Ce lieu de culte compte parmi les 380 mosquées et églises équipées de panneaux solaires dans le royaume, selon le ministère de l’Energie.

La Jordanie, qui importe 98% de son pétrole et s’appuie de longue date sur les énergies fossiles pour exploiter ses centrales électriques, s'efforce de réduire sa dépendance à l'or noir, grâce aux énergies propres.

- Mosquées, écoles, hôtels... -

Dans ce pays semi-désertique, le solaire occupe une place prépondérante et, ces dernières années, des panneaux solaires ont fleuri un peu partout, sur les toits des mosquées mais aussi des écoles, des universités, des hôtels, ainsi que des usines et des villas.

L'an dernier, deux centrales solaires ont été inaugurées dans les camps de Zaatari et Azraq, qui accueillent des dizaines de milliers de réfugiés syriens.

La province de Maan, à 200 km au sud d'Amman, a vu naître 11 projets d'énergie verte, dont la plus grande centrale solaire du pays, "Shams Maan".

Gérée par la société jordanienne Kawar Jordan Investments, le Qatari Nebras Power QSC et le Japonais Mitsubishi, elle a coûté 170 millions de dollars et produit 52,5 mégawatts (MW), grâce à 640.000 panneaux photovoltaïques.

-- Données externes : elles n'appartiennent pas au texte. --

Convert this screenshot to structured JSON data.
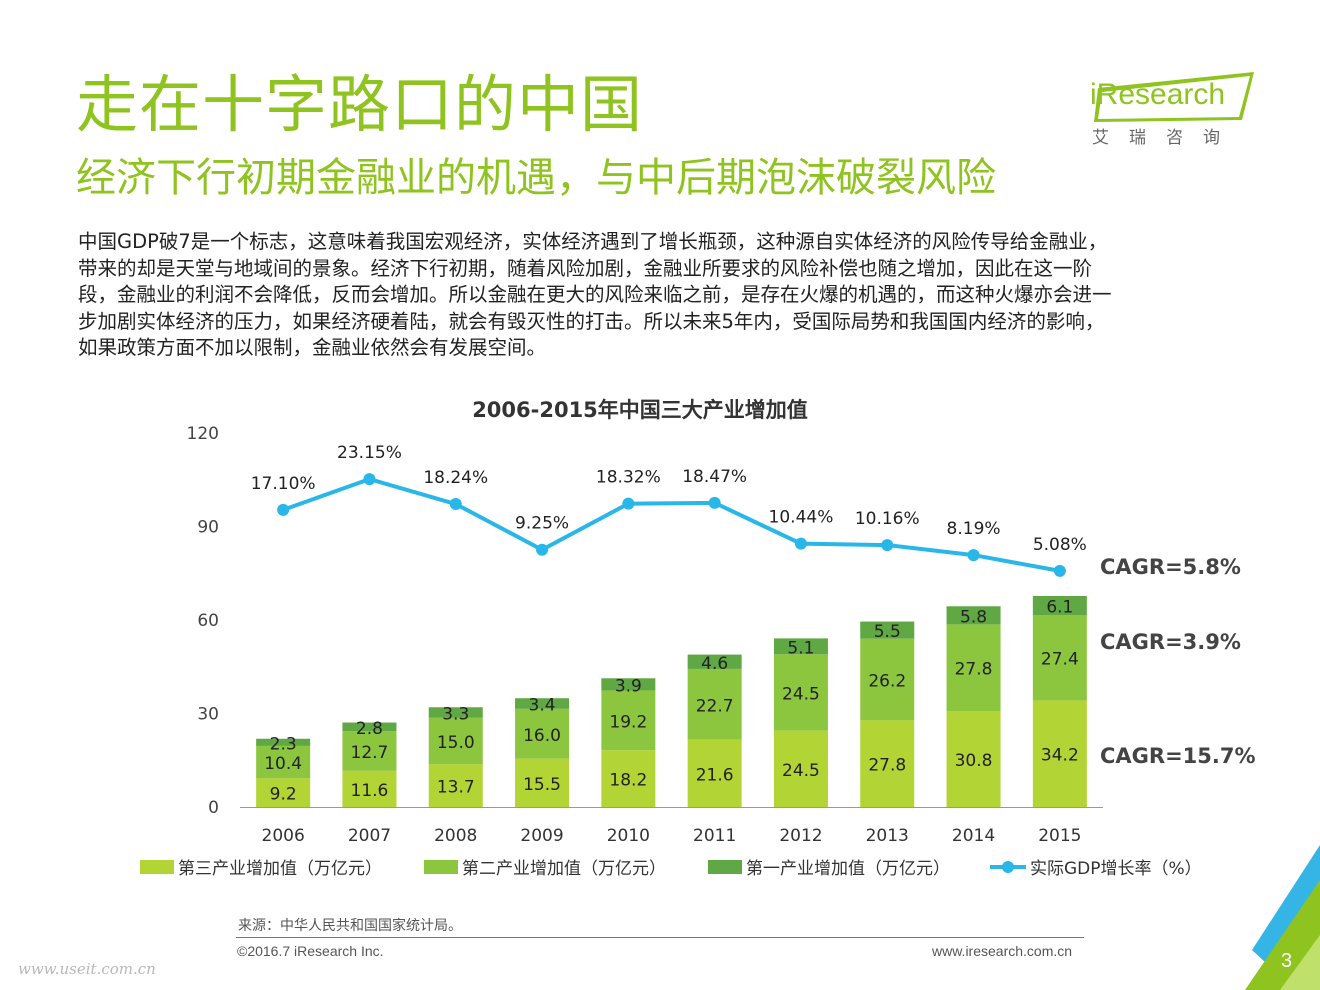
{
  "page": {
    "title": "走在十字路口的中国",
    "subtitle": "经济下行初期金融业的机遇，与中后期泡沫破裂风险",
    "body": "中国GDP破7是一个标志，这意味着我国宏观经济，实体经济遇到了增长瓶颈，这种源自实体经济的风险传导给金融业，\n带来的却是天堂与地域间的景象。经济下行初期，随着风险加剧，金融业所要求的风险补偿也随之增加，因此在这一阶\n段，金融业的利润不会降低，反而会增加。所以金融在更大的风险来临之前，是存在火爆的机遇的，而这种火爆亦会进一\n步加剧实体经济的压力，如果经济硬着陆，就会有毁灭性的打击。所以未来5年内，受国际局势和我国国内经济的影响，\n如果政策方面不加以限制，金融业依然会有发展空间。",
    "source": "来源：中华人民共和国国家统计局。",
    "copyright": "©2016.7 iResearch Inc.",
    "website": "www.iresearch.com.cn",
    "page_number": "3",
    "watermark": "www.useit.com.cn"
  },
  "logo": {
    "text": "iResearch",
    "cn": "艾瑞咨询"
  },
  "colors": {
    "accent": "#8fc31f",
    "tertiary": "#b3d435",
    "secondary": "#8cc63f",
    "primary": "#5fa843",
    "gdp_line": "#29b6e8",
    "corner_blue": "#35b5e5",
    "corner_green": "#8fc31f"
  },
  "chart_data": {
    "type": "bar",
    "stacked": true,
    "title": "2006-2015年中国三大产业增加值",
    "categories": [
      "2006",
      "2007",
      "2008",
      "2009",
      "2010",
      "2011",
      "2012",
      "2013",
      "2014",
      "2015"
    ],
    "ylim": [
      0,
      120
    ],
    "yticks": [
      "0",
      "30",
      "60",
      "90",
      "120"
    ],
    "series": [
      {
        "name": "第三产业增加值（万亿元）",
        "values": [
          9.2,
          11.6,
          13.7,
          15.5,
          18.2,
          21.6,
          24.5,
          27.8,
          30.8,
          34.2
        ],
        "labels": [
          "9.2",
          "11.6",
          "13.7",
          "15.5",
          "18.2",
          "21.6",
          "24.5",
          "27.8",
          "30.8",
          "34.2"
        ],
        "color": "#b3d435"
      },
      {
        "name": "第二产业增加值（万亿元）",
        "values": [
          10.4,
          12.7,
          15.0,
          16.0,
          19.2,
          22.7,
          24.5,
          26.2,
          27.8,
          27.4
        ],
        "labels": [
          "10.4",
          "12.7",
          "15.0",
          "16.0",
          "19.2",
          "22.7",
          "24.5",
          "26.2",
          "27.8",
          "27.4"
        ],
        "color": "#8cc63f"
      },
      {
        "name": "第一产业增加值（万亿元）",
        "values": [
          2.3,
          2.8,
          3.3,
          3.4,
          3.9,
          4.6,
          5.1,
          5.5,
          5.8,
          6.1
        ],
        "labels": [
          "2.3",
          "2.8",
          "3.3",
          "3.4",
          "3.9",
          "4.6",
          "5.1",
          "5.5",
          "5.8",
          "6.1"
        ],
        "color": "#5fa843"
      }
    ],
    "line": {
      "name": "实际GDP增长率（%）",
      "values": [
        17.1,
        23.15,
        18.24,
        9.25,
        18.32,
        18.47,
        10.44,
        10.16,
        8.19,
        5.08
      ],
      "labels": [
        "17.10%",
        "23.15%",
        "18.24%",
        "9.25%",
        "18.32%",
        "18.47%",
        "10.44%",
        "10.16%",
        "8.19%",
        "5.08%"
      ],
      "color": "#29b6e8"
    },
    "annotations": [
      "CAGR=5.8%",
      "CAGR=3.9%",
      "CAGR=15.7%"
    ],
    "legend_position": "bottom",
    "grid": false
  }
}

Pour Hanna Zaghloul, le directeur général de Kawar Energy, filiale du groupe Kawar, le solaire doit permettre à la Jordanie de gagner son "indépendance" énergétique.

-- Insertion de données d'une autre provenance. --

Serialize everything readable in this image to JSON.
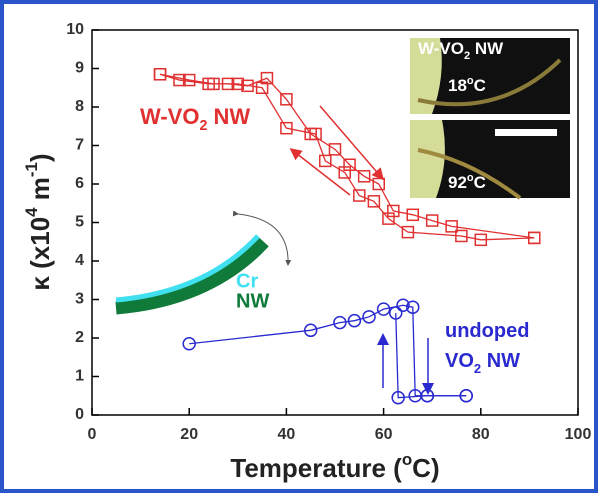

"La Jordanie est qualifiée pour accueillir de tels projets. Ici, le soleil brille 320 jours par an. Les résultats sont très encourageants, et le secteur peut créer des centaines d’emplois", ajoute-t-il à l'AFP.

- "Changement rapide" -

"La Jordanie connaît un changement (...) rapide", se félicite la ministre jordanienne de l’Energie, Hala Zawati. "Avant 2012, nous n’avions aucune réglementation, ni loi dans ce domaine", dit-elle à l'AFP.

A présent, le pays possède "800 MW de capacité de production grâce à ces ressources, dont 600 MW pour le solaire et 200 MW pour l'éolien".

Selon la ministre, "cela équivaut à 1,1 milliard de dollars d'investissements étrangers" --en référence aux projets mis en oeuvre par des sociétés étrangères--, et représente 7% de l'énergie consommée en Jordanie.

Le chemin de l'indépendance énergétique reste donc long.

D'ici fin 2019, la ministre prévoit toutefois un quasi doublement de la production, à environ "1.500 MW", pour "près de 2,3 milliards de dollars d’investissements étrangers".

L'objectif est d'atteindre "20% de l'électricité consommée" par le pays à l'horizon 2020, poursuit Mme Zawati,qui fait en outre valoir la réduction significative du coût des énergies renouvelables ces dernières années.

"Aujourd’hui, un kilowatt d’énergie solaire coûte environ quatre centimes, en baisse constante", soit "moins de la moitié du coût d'un kilowatt tiré des dérivés pétroliers", note-t-elle.

L'ancien ministre d'Etat aux Affaires économiques, Youssef Mansour, aujourd'hui à la tête de l'entreprise "Envision Consulting Group" partage ce constat: "Il faut profiter de cette énergie propre, peu chère, et largement disponible".

A ce jour, alors que le royaume traverse une situation économique difficile, sa facture pétrolière dépasse encore trois milliards de dinars (4,5 mds USD) par an.

Les projets actuels "contribuent aux efforts pour équilibrer le budget. Ils mèneront l’État vers plus d'indépendance énergétique", souligne-t-il lui aussi.